In my last article on forex news trading, I mentioned the importance of keeping an eye on economic news and events.
This time, I want to focus more on trading hours and days – when it’s good to trade and when you should better stay away from the market.
As a daytrader, I hold positions for only a few minutes or hours, and only on accasion for more than a day. But what I try to avoid most, is having a position open on the weekend.
Holding positions over the weekend
The reason is quite simple: as a daytrader, I set tighter stop losses which results in bigger positions. If I had, for example, an account balance of $10,000 and would risk 2% per trade, that’s $200. With a stop loss of 500 pips, that would result in a position size of 0,4 lot, while it would be a 10 lot position if I had set a stop loss of only 20 pips. Clear? Clear.

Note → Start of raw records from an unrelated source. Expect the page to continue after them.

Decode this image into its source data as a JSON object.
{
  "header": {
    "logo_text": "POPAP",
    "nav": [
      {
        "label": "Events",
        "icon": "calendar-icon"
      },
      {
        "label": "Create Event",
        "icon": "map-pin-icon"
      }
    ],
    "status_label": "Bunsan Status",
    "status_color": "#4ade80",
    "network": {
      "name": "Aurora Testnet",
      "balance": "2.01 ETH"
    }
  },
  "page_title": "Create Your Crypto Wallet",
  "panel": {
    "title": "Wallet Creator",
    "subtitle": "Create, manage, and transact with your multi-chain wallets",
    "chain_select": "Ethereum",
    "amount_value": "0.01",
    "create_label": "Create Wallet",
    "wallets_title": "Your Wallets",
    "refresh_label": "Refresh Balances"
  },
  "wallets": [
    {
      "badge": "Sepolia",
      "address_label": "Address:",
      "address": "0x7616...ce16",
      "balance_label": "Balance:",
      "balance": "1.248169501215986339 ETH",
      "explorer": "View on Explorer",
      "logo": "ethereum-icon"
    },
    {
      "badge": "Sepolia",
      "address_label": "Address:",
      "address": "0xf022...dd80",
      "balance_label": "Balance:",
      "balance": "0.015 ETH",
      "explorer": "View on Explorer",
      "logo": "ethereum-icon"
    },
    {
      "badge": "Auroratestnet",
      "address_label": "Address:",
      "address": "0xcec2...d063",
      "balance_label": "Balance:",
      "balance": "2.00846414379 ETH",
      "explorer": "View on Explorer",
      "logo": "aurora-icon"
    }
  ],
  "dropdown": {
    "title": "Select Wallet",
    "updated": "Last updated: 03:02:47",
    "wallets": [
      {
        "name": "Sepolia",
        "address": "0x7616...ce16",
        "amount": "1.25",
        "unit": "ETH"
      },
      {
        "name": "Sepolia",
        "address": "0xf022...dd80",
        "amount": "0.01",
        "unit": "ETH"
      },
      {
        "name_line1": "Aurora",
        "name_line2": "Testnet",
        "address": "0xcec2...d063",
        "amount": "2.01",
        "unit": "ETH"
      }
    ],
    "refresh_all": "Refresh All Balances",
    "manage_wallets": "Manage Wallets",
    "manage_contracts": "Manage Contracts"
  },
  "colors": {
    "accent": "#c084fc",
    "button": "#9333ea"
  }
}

The problem with weekends is, that there can be a gap when the market starts again the next week. Such a gap can sometimes have a hundred pips and you get stopped out at the next best price – and not your stop loss you set the week before. And now imagine what a 10 lot position with a 100 pip loss would do to your initial balance of $10,000 – it would be reduced by 10%, and not the 2% you wanted to risk, leaving you with $9,000.
How to avoid
Don’t open positions on friday a few hours before the market closes. Many traders close out their positions on fridays for that particular reason. This is also something you should be aware of:
Now, if for example the underlying trend of EURUSD is a downtrend, then every trader that has been short this week or day will close his or her position to not be unpleasantly supprised after a gap the first trading day of the next week.

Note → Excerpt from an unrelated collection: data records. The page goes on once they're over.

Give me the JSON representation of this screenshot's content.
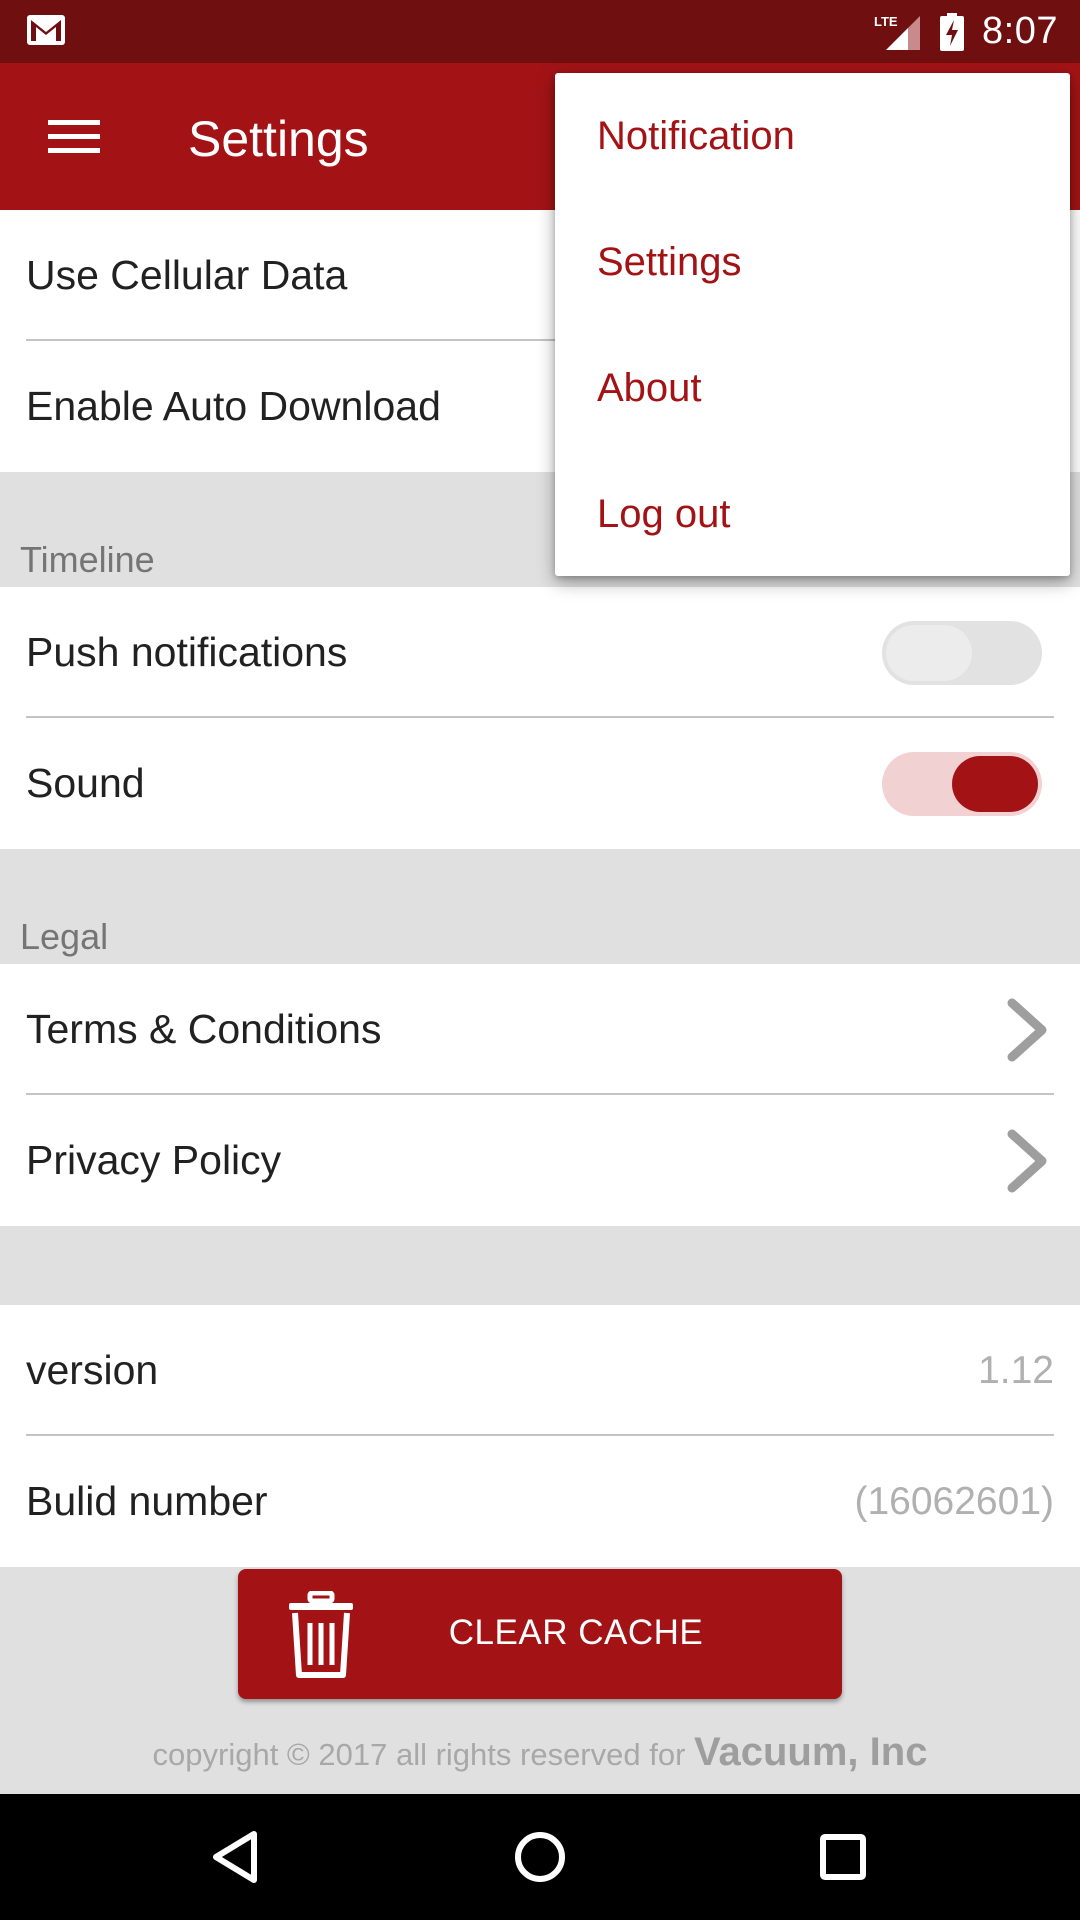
{
  "status_bar": {
    "time": "8:07",
    "network": "LTE",
    "icons": [
      "gmail-icon",
      "signal-icon",
      "battery-charging-icon"
    ]
  },
  "app_bar": {
    "title": "Settings",
    "menu_icon": "hamburger-menu-icon"
  },
  "settings": {
    "general": [
      {
        "label": "Use Cellular Data"
      },
      {
        "label": "Enable Auto Download"
      }
    ],
    "timeline": {
      "header": "Timeline",
      "items": [
        {
          "label": "Push notifications",
          "enabled": false
        },
        {
          "label": "Sound",
          "enabled": true
        }
      ]
    },
    "legal": {
      "header": "Legal",
      "items": [
        {
          "label": "Terms & Conditions"
        },
        {
          "label": "Privacy Policy"
        }
      ]
    },
    "info": [
      {
        "label": "version",
        "value": "1.12"
      },
      {
        "label": "Bulid number",
        "value": "(16062601)"
      }
    ]
  },
  "clear_cache": {
    "label": "CLEAR CACHE",
    "icon": "trash-icon"
  },
  "footer": {
    "copyright": "copyright © 2017 all rights reserved for",
    "company": "Vacuum, Inc"
  },
  "overflow_menu": {
    "items": [
      {
        "label": "Notification"
      },
      {
        "label": "Settings"
      },
      {
        "label": "About"
      },
      {
        "label": "Log out"
      }
    ]
  },
  "nav_bar": {
    "icons": [
      "back-icon",
      "home-icon",
      "recents-icon"
    ]
  },
  "colors": {
    "primary": "#a31316",
    "status_bar": "#6f0f10",
    "background": "#e0e0e0"
  }
}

Closing a short position is simply done by going long – you sold EUR before and now you buy it back. The effect is, that prices rise. You can see this quite often on EURUSD that a few hours before market stop on friday, EURUSD rallies and rises.
So even if you are on the right side of the market by going short, you can get into a bad situation if you open positions too late on friday and market didn’t move in your favor. You have two choices: closing with loss or holding the position throughout the weekend. And then you pray that the market will move in your favor on sunday when market opens again.

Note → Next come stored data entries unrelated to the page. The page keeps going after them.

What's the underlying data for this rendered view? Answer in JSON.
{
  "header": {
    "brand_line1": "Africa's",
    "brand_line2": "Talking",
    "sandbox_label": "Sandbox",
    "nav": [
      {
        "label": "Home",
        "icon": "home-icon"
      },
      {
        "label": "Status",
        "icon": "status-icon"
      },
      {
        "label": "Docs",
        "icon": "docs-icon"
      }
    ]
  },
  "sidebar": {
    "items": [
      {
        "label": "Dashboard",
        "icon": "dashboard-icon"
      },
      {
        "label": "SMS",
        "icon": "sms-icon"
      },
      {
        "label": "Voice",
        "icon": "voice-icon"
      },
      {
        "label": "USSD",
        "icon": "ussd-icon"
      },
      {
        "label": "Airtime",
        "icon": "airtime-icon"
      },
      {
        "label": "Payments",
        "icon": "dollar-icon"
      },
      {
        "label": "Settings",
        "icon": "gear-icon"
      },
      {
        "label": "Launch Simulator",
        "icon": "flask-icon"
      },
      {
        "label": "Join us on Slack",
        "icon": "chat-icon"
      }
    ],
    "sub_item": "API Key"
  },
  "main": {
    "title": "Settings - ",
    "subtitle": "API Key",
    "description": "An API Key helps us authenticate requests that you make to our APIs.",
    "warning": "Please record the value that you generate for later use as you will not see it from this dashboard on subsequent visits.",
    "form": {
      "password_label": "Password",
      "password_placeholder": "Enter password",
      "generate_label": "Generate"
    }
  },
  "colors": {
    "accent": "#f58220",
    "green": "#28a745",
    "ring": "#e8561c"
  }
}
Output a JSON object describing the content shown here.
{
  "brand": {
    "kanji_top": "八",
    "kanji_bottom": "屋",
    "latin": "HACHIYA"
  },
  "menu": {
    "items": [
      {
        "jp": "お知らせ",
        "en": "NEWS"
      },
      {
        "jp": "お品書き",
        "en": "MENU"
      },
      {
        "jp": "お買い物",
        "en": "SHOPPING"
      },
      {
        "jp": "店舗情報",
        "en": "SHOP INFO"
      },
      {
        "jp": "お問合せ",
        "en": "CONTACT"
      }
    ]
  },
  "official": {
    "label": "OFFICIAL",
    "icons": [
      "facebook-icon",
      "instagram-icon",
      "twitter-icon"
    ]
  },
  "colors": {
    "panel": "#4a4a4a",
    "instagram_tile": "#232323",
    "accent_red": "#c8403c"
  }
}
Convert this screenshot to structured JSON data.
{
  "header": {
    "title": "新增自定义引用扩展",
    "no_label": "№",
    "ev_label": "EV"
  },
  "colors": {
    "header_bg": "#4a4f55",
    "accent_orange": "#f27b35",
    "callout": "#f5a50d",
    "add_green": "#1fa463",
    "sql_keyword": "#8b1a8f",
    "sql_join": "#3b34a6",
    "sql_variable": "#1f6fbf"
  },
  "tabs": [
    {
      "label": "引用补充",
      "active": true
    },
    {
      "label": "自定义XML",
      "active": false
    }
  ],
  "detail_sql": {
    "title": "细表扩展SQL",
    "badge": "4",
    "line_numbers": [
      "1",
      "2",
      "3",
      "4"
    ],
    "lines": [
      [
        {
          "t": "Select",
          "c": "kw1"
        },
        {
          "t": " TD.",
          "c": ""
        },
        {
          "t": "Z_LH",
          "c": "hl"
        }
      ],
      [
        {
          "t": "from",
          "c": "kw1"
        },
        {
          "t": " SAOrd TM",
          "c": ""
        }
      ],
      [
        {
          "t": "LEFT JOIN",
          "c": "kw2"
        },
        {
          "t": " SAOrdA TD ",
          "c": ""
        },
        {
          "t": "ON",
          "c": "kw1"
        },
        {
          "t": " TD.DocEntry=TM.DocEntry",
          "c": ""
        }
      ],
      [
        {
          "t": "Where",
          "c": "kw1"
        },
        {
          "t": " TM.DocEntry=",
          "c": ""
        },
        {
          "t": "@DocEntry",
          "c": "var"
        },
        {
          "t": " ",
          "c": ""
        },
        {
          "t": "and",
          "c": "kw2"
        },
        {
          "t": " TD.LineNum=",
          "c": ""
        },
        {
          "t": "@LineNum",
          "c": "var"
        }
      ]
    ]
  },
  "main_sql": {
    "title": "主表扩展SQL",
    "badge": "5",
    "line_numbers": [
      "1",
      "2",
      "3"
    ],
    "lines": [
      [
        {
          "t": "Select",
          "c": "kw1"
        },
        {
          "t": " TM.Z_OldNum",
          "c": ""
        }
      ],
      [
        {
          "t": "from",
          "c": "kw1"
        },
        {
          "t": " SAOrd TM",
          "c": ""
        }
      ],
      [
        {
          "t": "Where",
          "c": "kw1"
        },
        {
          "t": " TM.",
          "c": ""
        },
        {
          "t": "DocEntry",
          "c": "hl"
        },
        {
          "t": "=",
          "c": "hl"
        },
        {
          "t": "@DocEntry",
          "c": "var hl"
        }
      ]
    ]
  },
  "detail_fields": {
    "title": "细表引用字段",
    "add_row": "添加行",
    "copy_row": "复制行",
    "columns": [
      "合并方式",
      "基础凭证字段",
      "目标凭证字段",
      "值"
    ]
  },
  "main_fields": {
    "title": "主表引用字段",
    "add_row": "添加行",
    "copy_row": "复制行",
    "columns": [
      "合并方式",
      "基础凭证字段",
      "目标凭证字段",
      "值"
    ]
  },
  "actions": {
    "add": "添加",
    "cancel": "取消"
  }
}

So: don’t open positions late on friday.
Same applies to trading on mondays. We have some gap filling, which means that after a bigger gap, the price often closes this gap but not always. Many traders open new positions and adjust their positions for the next week…
It’s better to let the market reorganize itself before you start trading.
Conclusion
Best trading days are tuesday, wednesday and thursday. Avoid open positions on friday and wait for the market to organize on monday.